Python implementation

from math import *

def solve(N, depth=160):
    V = [[0.0]*(N+1) for _ in range(N+1)]

    pow2 = [1.0]
    pow3 = [1.0]

    for _ in range(depth + 2):
        pow2.append(pow2[-1] * 2.0)
        pow3.append(pow3[-1] * 3.0)

    for total in range(1, 2*N + 1):

        lo = max(0, total - N)
        hi = min(N, total)

        for f in range(lo, hi + 1):

            u = total - f

            if f == 0:
                V[f][u] = 20.0 * u
                continue

            if u == 0:
                V[f][u] = 20.0 * f
                continue

            A = V[f][u-1] - V[f-1][u]

            r0 = u / f

            # H[a][b]:
            # after b tosses with a heads
            H = [[0.0]*(depth+2) for _ in range(depth+2)]
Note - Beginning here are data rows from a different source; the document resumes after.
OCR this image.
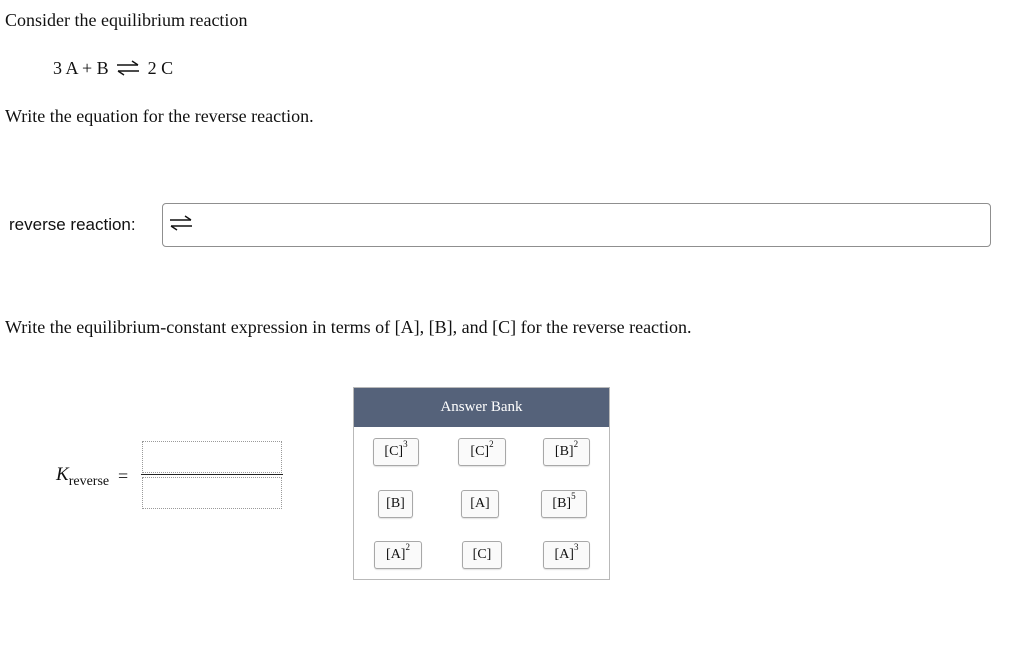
Consider the equilibrium reaction
3 A + B ⇌ 2 C
Write the equation for the reverse reaction.
reverse reaction:
Write the equilibrium-constant expression in terms of [A], [B], and [C] for the reverse reaction.
$K_{reverse}$ =
Answer Bank
$[C]^3$	$[C]^2$	$[B]^2$
[B]	[A]	$[B]^5$
$[A]^2$	[C]	$[A]^3$
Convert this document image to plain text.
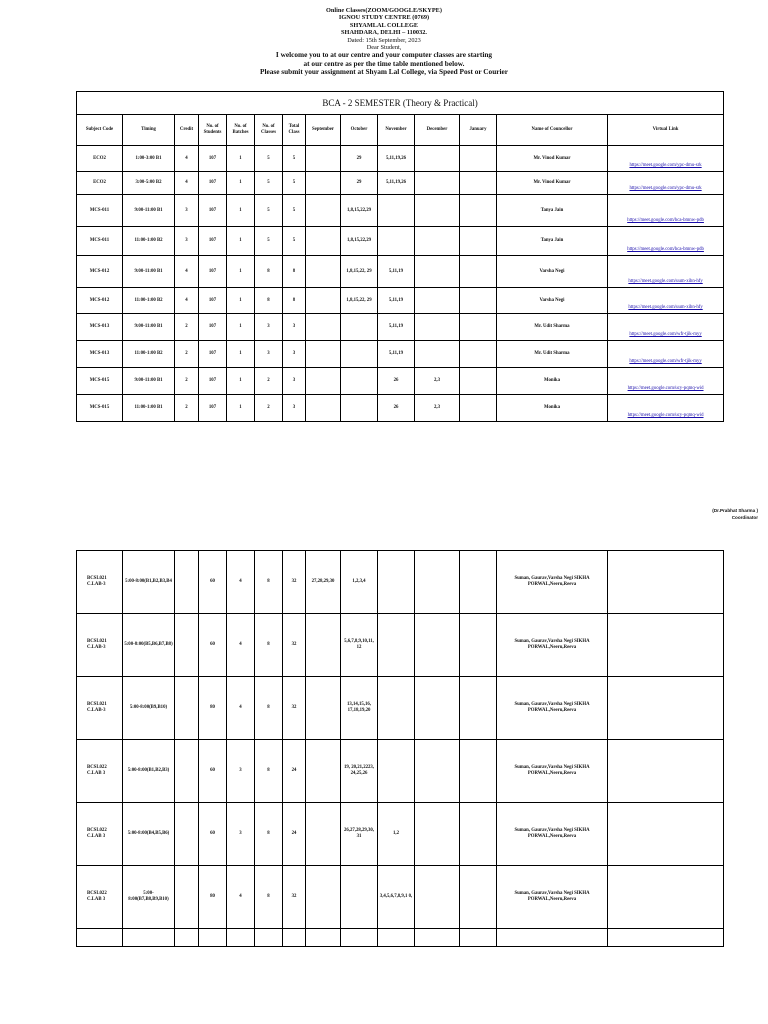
Online Classes(ZOOM/GOOGLE/SKYPE)
IGNOU STUDY CENTRE (0769)
SHYAMLAL COLLEGE
SHAHDARA, DELHI – 110032.
Dated: 15th September, 2023
Dear Student,
I welcome you to at our centre and your computer classes are starting
at our centre as per the time table mentioned below.
Please submit your assignment at Shyam Lal College, via Speed Post or Courier
BCA - 2 SEMESTER (Theory & Practical)													
Subject Code	Timing	Credit	No. of Students	No. of Batches	No. of Classes	Total Class	September	October	November	December	January	Name of Councellor	Virtual Link
ECO2	1:00-3:00 B1	4	107	1	5	5		29	5,11,19,26			Mr. Vinod Kumar	https://meet.google.com/ypc-dmu-srk
ECO2	3:00-5:00 B2	4	107	1	5	5		29	5,11,19,26			Mr. Vinod Kumar	https://meet.google.com/ypc-dmu-srk
MCS-011	9:00-11:00 B1	3	107	1	5	5		1,8,15,22,29				Tanya Jain	https://meet.google.com/hca-bmnw-pdb
MCS-011	11:00-1:00 B2	3	107	1	5	5		1,8,15,22,29				Tanya Jain	https://meet.google.com/hca-bmnw-pdb
MCS-012	9:00-11:00 B1	4	107	1	8	8		1,8,15,22, 29	5,11,19			Varsha Negi	https://meet.google.com/uum-xibn-hfy
MCS-012	11:00-1:00 B2	4	107	1	8	8		1,8,15,22, 29	5,11,19			Varsha Negi	https://meet.google.com/uum-xibn-hfy
MCS-013	9:00-11:00 B1	2	107	1	3	3			5,11,19			Mr. Udit Sharma	https://meet.google.com/wfr-tjik-myy
MCS-013	11:00-1:00 B2	2	107	1	3	3			5,11,19			Mr. Udit Sharma	https://meet.google.com/wfr-tjik-myy
MCS-015	9:00-11:00 B1	2	107	1	2	3			26	2,3		Monika	https://meet.google.com/ucy-pqmq-wid
MCS-015	11:00-1:00 B1	2	107	1	2	3			26	2,3		Monika	https://meet.google.com/ucy-pqmq-wid
(Dr.Prabhat Sharma )
Coordinator
BCSL021 C.LAB-3	5:00-8:00(B1,B2,B3,B4		60	4	8	32	27,28,29,30	1,2,3,4				Suman, Gaurav,Varsha Negi SIKHA PORWAL,Neeru,Reeva	
BCSL021 C.LAB-3	5:00-8:00(B5,B6,B7,B8)		60	4	8	32		5,6,7,8,9,10,11, 12				Suman, Gaurav,Varsha Negi SIKHA PORWAL,Neeru,Reeva	
BCSL021 C.LAB-3	5:00-8:00(B9,B10)		80	4	8	32		13,14,15,16, 17,18,19,20				Suman, Gaurav,Varsha Negi SIKHA PORWAL,Neeru,Reeva	
BCSL022 C.LAB 3	5:00-8:00(B1,B2,B3)		60	3	8	24		19, 20,21,2223, 24,25,26				Suman, Gaurav,Varsha Negi SIKHA PORWAL,Neeru,Reeva	
BCSL022 C.LAB 3	5:00-8:00(B4,B5,B6)		60	3	8	24		26,27,28,29,30, 31	1,2			Suman, Gaurav,Varsha Negi SIKHA PORWAL,Neeru,Reeva	
BCSL022 C.LAB 3	5:00-8:00(B7,B8,B9,B10)		80	4	8	32			3,4,5,6,7,8,9,1 0,			Suman, Gaurav,Varsha Negi SIKHA PORWAL,Neeru,Reeva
            for b in range(depth, -1, -1):

                for a in range(b, -1, -1):

                    r = r0 * pow3[a] / pow2[b]
                    q = r / (1.0 + r)

                    stop = max(
                        q*(70.0 + A) - 50.0,
                        q*(A - 70.0) + 20.0
                    )

                    if b < depth:

                        pH = (2.0 + 3.0*r) / (4.0*(1.0 + r))

                        cont = (
                            -1.0
                            + pH * H[a+1][b+1]
                            + (1.0-pH) * H[a][b+1]
                        )

                        stop = max(stop, cont)

                    H[a][b] = stop

            V[f][u] = V[f-1][u] + H[0][0]

    return V[N][N]

ans = solve(50)
print(f"{ans:.6f}")

The computation converges rapidly with increasing truncation depth:

depth 120: $130.313478$
depth 140: $130.313495$
depth 160: $130.313496$

so the answer is stable to 6 decimal places.

Answer: 130.313496